Dan semua orang tak hendak mengecilkan hati orang tua itu.
Di waktu mudanya
Ompi menjadi klerk di kantor Residen. Maka sempatlah ia mengumpulkan harta yang
lumayan banyaknya. Semenjak istrinya meninggal dua belas tahun berselang,
perhatiannya tertumpah kepada anak tunggalnya, laki-laki. Mula-mula si anak di
namainya Edward. Tapi karena raja Inggris itu turun takhta karena perempuan,
ditukarnya nama Edward jadi Ismail. Sesuai dengan nama kerajaan Mesir yang
pertama. Ketika tersiar pula kabar, bahwa ada seorang Ismail terhukum karena
maling dan membunuh, Ompi naik pitam. Nama anaknya seolah ikut tercemar. Dan ia
merasa terhina. Dan pada suatu hari yang terpilih menurut kepercayaan orang
tua-tua, yakin ketika bulan sedang mengambang naik, Ompi mengadakan kenduri.
Maka jadilah Ismail menjadi Indra Budiman. Namun si anak ketagihan dengan nama
yang dicarinya sendiri, Eddy.
Ompi jadi
jengkel. Tapi karena sayang sama anak, ia terima juga nama itu, asal di tambah
di belakangnya dengan Indra Budiman itu. Tak beralih lagi. Namun dalam hati
Ompi masih mengangankan suatu tambahan nama lagi di muka nama anaknya yang
sekarang. Calon dari nama tambahan itu banyak sekali. Dan salah satunya harus
dicapai tanpa peduli kekayaan akan punah. Tapi itu tak dapat dicapai dengan
kenduri saja. Masa dan keadaanlah yang menentukan. Ompi yakin, masa itu pasti
akan datang. Dan ia menunggu dnegan hati yang disabar-sabarkan. Pada suatu hari
yang gilang gemilang, angan-angannya pasti menjadi kenyataan. Dia yakin itu,
bahwa Indra Budimannya akan mendapat nama tambahan dokter di muka namanya
sekarang. Atau salah satu titel yang mentereng lainnya. Ketika Ompi mulai
mengangankan nama tambahan itu, diambilnya kertas dan potlot. Di tulisnya nama
anaknya, dr. Indra Budiman.

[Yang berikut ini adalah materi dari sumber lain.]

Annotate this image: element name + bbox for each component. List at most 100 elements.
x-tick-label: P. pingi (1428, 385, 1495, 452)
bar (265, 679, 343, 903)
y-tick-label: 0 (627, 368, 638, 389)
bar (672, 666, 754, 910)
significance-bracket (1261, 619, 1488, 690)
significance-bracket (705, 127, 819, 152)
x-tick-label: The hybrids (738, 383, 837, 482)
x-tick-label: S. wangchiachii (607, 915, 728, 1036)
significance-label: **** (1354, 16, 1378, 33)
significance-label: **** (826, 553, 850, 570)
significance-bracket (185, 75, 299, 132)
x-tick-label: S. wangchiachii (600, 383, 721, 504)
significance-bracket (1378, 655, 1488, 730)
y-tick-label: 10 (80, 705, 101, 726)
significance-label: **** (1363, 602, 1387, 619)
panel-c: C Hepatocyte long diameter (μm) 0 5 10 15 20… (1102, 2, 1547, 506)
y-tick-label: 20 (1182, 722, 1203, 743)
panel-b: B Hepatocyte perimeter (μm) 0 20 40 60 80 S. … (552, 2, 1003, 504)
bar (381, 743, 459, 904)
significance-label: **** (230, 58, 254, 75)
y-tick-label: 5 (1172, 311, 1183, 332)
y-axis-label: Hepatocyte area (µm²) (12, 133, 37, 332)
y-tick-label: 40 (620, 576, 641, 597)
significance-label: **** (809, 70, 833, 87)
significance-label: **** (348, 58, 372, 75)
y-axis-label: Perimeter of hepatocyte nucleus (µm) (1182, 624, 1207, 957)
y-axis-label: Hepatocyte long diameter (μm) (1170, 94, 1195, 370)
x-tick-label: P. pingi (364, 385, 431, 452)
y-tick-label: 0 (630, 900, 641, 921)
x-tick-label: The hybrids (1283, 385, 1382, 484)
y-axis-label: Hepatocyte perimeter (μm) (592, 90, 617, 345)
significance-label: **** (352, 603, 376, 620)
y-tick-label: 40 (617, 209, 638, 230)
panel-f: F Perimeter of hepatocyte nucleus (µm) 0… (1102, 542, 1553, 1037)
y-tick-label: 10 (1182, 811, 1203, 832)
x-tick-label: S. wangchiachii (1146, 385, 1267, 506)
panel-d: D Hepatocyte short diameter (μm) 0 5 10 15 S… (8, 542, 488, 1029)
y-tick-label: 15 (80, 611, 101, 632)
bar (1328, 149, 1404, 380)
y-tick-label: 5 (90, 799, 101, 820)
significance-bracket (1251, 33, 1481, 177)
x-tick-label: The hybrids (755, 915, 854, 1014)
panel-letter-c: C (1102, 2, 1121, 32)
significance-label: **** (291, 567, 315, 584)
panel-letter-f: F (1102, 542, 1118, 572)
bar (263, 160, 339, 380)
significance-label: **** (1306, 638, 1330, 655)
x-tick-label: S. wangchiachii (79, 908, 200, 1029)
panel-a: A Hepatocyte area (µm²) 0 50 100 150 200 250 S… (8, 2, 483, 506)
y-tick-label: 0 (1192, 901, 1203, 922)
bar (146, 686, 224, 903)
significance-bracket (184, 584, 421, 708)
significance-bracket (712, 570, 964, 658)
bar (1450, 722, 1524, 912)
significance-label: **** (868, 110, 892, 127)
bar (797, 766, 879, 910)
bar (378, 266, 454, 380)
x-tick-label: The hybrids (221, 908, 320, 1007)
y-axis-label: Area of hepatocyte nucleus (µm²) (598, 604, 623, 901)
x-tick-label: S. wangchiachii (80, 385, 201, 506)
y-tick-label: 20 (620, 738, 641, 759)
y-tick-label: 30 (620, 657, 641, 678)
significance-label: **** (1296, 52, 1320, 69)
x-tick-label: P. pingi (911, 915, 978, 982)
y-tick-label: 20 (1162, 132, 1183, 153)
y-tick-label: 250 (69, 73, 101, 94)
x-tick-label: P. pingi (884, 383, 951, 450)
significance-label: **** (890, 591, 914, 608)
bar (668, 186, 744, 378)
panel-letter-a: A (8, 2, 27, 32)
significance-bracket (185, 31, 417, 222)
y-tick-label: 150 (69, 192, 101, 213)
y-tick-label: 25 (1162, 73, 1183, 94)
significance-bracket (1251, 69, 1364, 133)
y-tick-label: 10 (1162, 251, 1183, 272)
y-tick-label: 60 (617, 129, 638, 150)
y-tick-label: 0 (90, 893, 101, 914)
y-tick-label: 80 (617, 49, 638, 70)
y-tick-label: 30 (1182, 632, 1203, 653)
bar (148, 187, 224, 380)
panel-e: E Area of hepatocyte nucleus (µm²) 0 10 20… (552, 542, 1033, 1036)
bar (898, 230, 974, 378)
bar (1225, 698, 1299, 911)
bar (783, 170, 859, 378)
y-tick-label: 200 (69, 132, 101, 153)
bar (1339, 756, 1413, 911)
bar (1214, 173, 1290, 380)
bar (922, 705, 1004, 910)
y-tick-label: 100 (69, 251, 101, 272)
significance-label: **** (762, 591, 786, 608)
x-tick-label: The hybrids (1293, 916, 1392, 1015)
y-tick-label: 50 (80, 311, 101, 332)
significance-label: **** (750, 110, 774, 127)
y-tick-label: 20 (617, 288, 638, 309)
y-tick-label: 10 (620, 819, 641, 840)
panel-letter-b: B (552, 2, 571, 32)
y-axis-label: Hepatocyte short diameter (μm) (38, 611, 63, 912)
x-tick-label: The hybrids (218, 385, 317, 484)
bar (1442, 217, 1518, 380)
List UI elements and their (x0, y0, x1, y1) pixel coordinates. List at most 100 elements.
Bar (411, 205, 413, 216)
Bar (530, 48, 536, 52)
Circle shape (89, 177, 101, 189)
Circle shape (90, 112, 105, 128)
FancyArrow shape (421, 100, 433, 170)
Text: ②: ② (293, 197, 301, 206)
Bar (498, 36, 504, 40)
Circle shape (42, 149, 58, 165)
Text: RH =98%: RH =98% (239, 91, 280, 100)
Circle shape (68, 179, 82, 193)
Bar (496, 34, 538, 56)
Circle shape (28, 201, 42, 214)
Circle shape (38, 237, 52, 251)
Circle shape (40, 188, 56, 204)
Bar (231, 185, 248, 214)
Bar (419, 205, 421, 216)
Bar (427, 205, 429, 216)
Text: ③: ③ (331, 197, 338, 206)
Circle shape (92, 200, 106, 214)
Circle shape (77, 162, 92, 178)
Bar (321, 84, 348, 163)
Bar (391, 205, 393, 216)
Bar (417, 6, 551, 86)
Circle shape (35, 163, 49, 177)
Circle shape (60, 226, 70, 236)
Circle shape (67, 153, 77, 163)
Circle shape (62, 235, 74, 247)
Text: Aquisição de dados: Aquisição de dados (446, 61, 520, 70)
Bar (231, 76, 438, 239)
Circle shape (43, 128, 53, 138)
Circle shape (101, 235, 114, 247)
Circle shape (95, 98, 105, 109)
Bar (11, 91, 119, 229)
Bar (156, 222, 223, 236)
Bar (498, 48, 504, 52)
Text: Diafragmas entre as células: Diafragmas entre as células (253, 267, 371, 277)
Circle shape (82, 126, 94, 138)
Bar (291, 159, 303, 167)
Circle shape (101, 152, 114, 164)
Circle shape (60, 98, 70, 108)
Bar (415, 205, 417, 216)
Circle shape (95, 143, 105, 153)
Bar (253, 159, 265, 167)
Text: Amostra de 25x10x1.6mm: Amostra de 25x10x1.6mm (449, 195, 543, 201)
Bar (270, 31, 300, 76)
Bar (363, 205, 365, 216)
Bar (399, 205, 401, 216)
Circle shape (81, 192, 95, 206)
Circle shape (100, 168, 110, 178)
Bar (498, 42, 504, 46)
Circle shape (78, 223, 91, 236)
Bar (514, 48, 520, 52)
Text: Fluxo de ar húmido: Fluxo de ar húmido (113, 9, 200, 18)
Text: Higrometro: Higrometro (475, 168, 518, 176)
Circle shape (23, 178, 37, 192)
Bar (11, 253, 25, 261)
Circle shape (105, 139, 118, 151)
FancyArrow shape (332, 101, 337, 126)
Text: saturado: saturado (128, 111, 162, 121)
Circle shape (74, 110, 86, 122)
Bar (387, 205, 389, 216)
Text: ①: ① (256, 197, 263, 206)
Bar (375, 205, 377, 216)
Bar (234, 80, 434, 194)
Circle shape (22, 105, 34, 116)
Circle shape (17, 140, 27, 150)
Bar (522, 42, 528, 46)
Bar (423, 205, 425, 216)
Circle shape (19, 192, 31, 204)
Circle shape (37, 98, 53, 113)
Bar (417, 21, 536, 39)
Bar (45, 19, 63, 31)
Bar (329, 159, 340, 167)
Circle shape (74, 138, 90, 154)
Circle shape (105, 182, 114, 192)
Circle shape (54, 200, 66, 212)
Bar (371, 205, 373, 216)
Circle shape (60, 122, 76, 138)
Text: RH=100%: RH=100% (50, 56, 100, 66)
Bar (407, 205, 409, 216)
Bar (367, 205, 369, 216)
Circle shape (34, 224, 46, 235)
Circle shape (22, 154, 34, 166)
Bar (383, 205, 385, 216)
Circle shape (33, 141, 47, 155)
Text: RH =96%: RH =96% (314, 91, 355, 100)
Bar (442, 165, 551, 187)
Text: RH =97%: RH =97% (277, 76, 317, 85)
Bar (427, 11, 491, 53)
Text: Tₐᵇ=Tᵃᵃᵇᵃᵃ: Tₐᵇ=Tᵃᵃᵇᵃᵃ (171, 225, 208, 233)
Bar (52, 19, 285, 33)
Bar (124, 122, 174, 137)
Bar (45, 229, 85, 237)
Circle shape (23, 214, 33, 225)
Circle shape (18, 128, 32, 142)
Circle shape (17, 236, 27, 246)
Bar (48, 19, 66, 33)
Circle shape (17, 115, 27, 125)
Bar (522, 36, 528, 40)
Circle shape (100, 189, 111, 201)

Dan Ompi merasa bahagia sekali. Ia yakinkan kepada
para tetangganya akan cita-citanya yang pasti tercapai itu.
"Ah, aku
lebih merasa berduka cita lagi, karena belum sanggup menghindarkan kemalangan
ini. Coba kalau anakku, Indra Budiman, sudah jadi dokter, si mati ini akan pasti
dapat tertolong," katanya bila ada orang meninggal setelah lama menderita
sakit.
Dan kalau Ompi
melihat ada orang membuat rumah, lalu ia berkata, "Ah sayang. Rumah-rumah
orang kita masih kuno arsitekturnya. Coba kalau anakku, Indra Budiman, sudah menjadi
insinyur, pastilah ia akan membantu mereka membuat rumah yang lebih
indah."
Semenjak Indra
Budiman berangkat ke Jakarta, Ompi bertambah yakin, bahwa setahun demi setahun
segala cita-citanya tercapai pasti. Dan benarlah. Ternyata setiap semester Indra
Budiman mengirim rapor sekolahnya dengan angka-angka yang baik sekali. Dan
setiap tahun ia naik kelas. Hanya dalam tempo dua tahun, Indra Budiman
menamatkan pelajarannya di SMA seraya mengantungi ijazah yang berangka baik.
Ketika Ompi
membaca surat anaknya yang memberitakan kemajuannya itu, air mata Ompi
berlinang kegembiraan. "Ah, Anakku," katanya pada diri sendiri,
"Aku bangga, Anakku. Baik engkau jadi dokter. Karena orang lebih banyak
memerlukanmu. Dengan begitu kau disegani orang. Oooo, perkara uang? Mengapa
tiga ribu, lima ribu akan kukirim, Anakku. Mengapa tidak?"
Dan semenjak itu
Ompi kurang punya kesabaran oleh kelambatan jalan hari. Seperti calon pengantin
yang sedang menunggu hari perkawinan. Tapi semua orang tahu, bahkan tidak
menjadi rahasia lagi bahwa cita-cita Ompi hanyalah akan menjadi mimpi semata.
Namun orang harus bagaimana mengatakannya, kalau orang tua itu tak hendak
percaya. Malah ia memaki dan menuduh semua manusia iri hati akan kemajuan yang
di capai anaknya. Dan segera ia mengirim uang lebih banyak, tanpa memikirkan
segala akibatnya. Dan itu hanya semata untuk menantang omongan yang membusukkan
nama baik anaknya.
"Sekarang
kau diomongi orang-orang yang busuk mulut, Anakku. Tapi ayah mengerti, kalau
mereka memfitnahmu itu karena mereka iri pada hidupmu yang mentereng.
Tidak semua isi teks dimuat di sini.